心地の良い悪夢
眠れないんです。全然、全然眠れないんです私。
何をしても、何をやっても、どう頑張っても眠れない。どうしたら眠れるのか、どうやったら眠りにつけるのか、そんなこと考えて一日中、無駄に時間を過ごします。
巷で聞いた快眠方法、手当たり次第試してみても、穏やかに眠れることはなく、病院で出された錠剤を、バリボリ砕いて飲み干したって、安らかに眠れることもなく。

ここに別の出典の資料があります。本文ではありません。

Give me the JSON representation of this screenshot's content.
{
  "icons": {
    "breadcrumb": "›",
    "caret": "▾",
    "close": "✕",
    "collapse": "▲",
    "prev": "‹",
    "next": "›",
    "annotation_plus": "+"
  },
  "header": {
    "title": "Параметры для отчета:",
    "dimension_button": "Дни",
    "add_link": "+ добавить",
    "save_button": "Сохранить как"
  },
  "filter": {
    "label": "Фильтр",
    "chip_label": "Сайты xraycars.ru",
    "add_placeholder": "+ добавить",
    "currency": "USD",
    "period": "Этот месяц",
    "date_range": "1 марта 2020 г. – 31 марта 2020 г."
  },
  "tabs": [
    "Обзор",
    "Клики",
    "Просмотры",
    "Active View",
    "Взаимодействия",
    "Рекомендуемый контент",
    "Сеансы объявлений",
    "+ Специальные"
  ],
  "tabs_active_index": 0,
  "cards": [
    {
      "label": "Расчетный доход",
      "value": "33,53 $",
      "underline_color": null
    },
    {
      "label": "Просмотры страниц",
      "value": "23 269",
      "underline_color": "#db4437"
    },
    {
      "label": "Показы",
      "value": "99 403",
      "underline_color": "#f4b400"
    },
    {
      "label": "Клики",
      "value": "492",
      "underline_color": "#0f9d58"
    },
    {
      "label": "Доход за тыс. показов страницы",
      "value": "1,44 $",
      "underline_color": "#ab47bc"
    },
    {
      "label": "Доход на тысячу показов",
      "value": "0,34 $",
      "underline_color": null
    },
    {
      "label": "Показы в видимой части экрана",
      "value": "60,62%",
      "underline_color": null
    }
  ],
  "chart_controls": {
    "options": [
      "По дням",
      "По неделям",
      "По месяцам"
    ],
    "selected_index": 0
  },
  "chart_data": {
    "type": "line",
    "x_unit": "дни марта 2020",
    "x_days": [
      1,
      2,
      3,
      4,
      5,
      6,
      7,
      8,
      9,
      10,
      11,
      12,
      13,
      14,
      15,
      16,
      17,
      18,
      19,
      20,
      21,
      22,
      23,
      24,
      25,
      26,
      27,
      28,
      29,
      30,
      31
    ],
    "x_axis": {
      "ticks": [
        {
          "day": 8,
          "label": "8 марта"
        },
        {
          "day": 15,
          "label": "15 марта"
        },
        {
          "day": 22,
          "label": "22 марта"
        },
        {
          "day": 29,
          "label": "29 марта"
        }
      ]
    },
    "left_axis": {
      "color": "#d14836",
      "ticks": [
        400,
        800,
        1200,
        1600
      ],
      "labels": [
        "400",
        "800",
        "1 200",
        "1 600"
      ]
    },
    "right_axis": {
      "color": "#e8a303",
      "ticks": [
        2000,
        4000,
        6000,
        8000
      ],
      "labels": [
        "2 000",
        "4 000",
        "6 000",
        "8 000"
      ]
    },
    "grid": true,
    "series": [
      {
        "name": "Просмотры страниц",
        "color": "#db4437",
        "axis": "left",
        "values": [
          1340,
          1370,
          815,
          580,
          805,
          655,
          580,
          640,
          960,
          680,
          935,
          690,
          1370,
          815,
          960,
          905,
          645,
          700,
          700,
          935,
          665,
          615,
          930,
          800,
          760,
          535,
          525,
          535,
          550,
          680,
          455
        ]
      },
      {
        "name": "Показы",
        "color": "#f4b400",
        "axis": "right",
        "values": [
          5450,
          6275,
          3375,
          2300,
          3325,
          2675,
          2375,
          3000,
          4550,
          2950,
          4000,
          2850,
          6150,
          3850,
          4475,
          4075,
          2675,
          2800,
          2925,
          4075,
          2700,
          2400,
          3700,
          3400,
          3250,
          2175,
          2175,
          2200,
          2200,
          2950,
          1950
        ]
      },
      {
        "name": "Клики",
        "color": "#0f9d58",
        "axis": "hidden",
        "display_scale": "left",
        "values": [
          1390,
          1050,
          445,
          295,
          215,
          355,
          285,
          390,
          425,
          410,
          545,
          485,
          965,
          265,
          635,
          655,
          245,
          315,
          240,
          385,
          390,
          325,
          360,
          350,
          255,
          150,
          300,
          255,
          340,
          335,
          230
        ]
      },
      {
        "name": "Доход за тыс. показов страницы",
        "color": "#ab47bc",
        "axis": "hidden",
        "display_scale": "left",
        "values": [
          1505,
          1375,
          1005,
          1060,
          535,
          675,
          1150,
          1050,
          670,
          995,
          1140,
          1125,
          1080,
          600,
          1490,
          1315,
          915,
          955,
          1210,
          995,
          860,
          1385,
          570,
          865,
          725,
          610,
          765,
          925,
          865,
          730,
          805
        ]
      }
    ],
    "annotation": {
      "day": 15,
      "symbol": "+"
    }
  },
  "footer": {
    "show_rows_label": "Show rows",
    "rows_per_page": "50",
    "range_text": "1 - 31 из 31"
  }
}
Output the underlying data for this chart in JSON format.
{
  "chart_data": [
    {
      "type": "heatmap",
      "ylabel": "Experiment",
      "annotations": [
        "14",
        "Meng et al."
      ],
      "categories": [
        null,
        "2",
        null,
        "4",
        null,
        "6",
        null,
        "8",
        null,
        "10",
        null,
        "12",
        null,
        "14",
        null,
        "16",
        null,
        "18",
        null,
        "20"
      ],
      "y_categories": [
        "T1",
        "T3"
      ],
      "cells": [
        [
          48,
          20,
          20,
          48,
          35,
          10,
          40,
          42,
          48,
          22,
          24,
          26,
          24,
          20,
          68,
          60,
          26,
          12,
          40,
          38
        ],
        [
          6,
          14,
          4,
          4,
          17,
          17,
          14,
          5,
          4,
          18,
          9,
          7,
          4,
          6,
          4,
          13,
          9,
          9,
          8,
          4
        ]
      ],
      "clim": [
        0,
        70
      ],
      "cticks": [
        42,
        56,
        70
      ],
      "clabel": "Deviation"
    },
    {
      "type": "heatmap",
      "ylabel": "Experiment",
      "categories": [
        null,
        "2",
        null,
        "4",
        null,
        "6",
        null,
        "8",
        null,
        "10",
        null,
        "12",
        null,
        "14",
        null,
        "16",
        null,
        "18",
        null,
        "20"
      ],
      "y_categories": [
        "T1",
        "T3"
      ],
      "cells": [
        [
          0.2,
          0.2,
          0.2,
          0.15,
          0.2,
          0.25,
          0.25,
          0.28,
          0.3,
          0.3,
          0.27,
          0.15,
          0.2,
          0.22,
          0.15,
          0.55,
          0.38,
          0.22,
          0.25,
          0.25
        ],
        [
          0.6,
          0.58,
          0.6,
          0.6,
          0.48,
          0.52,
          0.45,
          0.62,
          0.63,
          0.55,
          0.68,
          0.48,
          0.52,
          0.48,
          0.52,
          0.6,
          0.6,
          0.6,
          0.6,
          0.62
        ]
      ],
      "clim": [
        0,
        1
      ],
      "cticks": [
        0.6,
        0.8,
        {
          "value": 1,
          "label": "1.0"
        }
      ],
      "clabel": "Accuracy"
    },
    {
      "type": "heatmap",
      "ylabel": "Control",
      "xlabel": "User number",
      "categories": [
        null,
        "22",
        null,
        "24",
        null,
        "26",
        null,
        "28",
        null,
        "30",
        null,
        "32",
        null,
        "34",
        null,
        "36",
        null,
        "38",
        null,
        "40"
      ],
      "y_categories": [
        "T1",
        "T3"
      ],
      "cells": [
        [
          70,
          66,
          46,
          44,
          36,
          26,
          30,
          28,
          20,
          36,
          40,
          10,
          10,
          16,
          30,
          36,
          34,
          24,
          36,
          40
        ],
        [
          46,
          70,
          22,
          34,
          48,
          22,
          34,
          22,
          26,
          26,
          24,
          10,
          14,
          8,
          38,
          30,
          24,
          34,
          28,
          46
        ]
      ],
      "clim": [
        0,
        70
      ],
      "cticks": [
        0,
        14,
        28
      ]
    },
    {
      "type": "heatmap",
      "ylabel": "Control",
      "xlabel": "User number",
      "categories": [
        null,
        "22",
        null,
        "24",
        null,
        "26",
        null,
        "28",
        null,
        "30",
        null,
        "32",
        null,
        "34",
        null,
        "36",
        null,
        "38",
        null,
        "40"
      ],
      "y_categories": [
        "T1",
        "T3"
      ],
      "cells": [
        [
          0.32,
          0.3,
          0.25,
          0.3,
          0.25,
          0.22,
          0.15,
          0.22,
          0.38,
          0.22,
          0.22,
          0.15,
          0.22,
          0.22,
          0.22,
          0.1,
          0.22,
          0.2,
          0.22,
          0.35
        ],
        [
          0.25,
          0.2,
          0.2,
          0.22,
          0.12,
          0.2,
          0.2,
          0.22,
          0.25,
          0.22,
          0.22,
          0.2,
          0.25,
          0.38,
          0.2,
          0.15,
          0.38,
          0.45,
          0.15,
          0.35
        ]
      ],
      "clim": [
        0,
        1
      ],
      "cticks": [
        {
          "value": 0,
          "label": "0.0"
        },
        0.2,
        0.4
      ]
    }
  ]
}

あぁ、どうしたら私は穏やかに、緩やかに、眠りの境地に辿り着けるのか。
考えて、考えて、考えて。
考え尽くして、考えあぐねて、眠り損ねる、そんな日々です。
夢喰い貘は言いました。『お前がいつか悪夢をみたら、その時はわたしが全て食べてやろう。』と。
だけども私はそのいつか、なんて全く待てない信用できない。だから貘を頭から、バリボリ噛んで飲み干した。
そしたら、急に眠たくなって。私は、
とうとう、
うとうと。
まぶたがくっつきはじめました。
ああこれで、ようやっと眠りにつける。
そう思ったら。
いつのまにかわたしは貘で、眠れない悪夢を見続ける誰かの、そんな悪夢を食べていたました。
わたしはきょうも夢の中、美味しく悪夢をを食べ続けます。